Cerita Para Pejabat Zaman Kolonial: Pamer Harta, Pamer Istri, dan Jual Beli Jabatan
Humaniora | 27 Juni 2023, 06:30 WIBJAKARTA, KOMPAS.TV - Perilaku para pejabat yang suka pamer harta dan beristri lebih dari satu, bukan gejala baru-baru ini saja. Sejarah mencatat bahwa para priyayi atau priayi di Jawa, lazim melakukan itu.
Para priayi, dari sisi tugas, fungsi dan kedudukan, sama saja dengan para pejabat pemerintah masa kini, seperti dituliskan sejarawan Ong Hok Ham dalam bukunya, Dari Soal Priayi sampai Nyi Blorong, Refleksi Historis Nusantara (Penerbit KOMPAS, 2019).
"Kaum priayi adalah sekelompok kecil orang yang diberi jabatan atau mendapat mandat dari raja untuk membantu memerintah rakyat," tulisnya.

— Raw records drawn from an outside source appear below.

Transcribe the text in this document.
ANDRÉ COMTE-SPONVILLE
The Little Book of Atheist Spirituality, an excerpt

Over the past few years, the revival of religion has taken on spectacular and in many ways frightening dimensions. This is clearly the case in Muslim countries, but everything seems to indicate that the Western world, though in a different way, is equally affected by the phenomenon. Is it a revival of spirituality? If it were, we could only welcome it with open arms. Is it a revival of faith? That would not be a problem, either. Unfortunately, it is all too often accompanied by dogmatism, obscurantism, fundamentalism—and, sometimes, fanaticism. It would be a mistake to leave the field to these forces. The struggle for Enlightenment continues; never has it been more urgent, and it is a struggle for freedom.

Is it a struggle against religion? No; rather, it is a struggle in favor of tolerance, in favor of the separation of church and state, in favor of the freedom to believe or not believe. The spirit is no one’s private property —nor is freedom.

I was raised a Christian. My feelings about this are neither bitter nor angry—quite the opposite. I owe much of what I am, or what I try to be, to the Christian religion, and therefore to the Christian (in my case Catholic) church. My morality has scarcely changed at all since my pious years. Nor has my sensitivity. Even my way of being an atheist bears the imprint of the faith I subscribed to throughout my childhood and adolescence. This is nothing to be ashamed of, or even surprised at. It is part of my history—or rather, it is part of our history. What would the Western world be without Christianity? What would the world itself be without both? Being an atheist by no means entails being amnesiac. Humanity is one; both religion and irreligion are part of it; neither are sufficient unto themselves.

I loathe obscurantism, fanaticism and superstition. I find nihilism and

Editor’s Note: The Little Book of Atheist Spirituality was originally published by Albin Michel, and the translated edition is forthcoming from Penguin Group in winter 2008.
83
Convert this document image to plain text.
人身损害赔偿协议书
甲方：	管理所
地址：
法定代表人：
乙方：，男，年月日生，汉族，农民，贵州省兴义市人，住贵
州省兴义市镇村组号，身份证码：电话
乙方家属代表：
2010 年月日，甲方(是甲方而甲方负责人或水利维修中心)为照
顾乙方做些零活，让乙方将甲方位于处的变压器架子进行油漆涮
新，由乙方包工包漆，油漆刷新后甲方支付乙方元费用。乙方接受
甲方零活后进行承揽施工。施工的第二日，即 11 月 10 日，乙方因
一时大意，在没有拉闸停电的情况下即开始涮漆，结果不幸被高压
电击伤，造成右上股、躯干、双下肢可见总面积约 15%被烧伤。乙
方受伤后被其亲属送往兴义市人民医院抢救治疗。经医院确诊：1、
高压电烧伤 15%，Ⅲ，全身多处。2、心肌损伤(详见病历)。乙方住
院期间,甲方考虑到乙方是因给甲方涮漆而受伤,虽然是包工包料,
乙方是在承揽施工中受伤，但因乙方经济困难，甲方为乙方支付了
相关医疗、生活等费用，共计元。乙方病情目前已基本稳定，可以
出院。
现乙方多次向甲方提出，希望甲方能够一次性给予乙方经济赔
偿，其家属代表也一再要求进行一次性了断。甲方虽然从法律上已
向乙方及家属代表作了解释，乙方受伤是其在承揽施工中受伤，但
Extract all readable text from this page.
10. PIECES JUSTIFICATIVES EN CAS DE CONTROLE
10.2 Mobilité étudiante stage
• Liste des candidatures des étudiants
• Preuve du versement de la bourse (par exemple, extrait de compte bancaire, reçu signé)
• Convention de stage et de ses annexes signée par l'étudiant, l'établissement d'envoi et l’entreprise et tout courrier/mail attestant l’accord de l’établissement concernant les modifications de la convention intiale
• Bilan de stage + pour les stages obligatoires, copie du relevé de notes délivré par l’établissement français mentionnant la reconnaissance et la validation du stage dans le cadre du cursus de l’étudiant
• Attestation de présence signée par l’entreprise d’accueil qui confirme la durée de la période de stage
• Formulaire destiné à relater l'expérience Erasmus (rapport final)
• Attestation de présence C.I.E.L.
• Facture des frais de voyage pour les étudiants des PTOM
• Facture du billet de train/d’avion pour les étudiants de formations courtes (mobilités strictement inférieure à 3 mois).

Ketika memasuki era kolonial, para priayi alias pejabat ini yang semula tidak mendapatkan uang bulanan, terutama setelah memasuki era tanam paksa tahun 1830, mulai mendapat gaji. Kala itu, kepada para bupati ditawarkan perjanjian untuk mengganti kepemilikan tanah dengan subsidi keuangan yang diperbesar. Para bupati itu tidak menyangka ternyata tanah akan menjadi berharga, terlebih setelah penduduk semakin padat.
Baca Juga: Atasi Macet, DPRD DKI Usul WFH Diberlakukan Lagi hingga Pejabat Ngantor Pakai Transportasi Umum
Subsidi ini membuat para bupati sangat tergantung kepada pemerintah kolonial (besarnya 300 gulden sebulan untuk bupati kecil dan 500 gulden untuk bupati besar dan berpengaruh). Tetapi mereka bisa dipecat atau dipindahkan sewaktu-waktu.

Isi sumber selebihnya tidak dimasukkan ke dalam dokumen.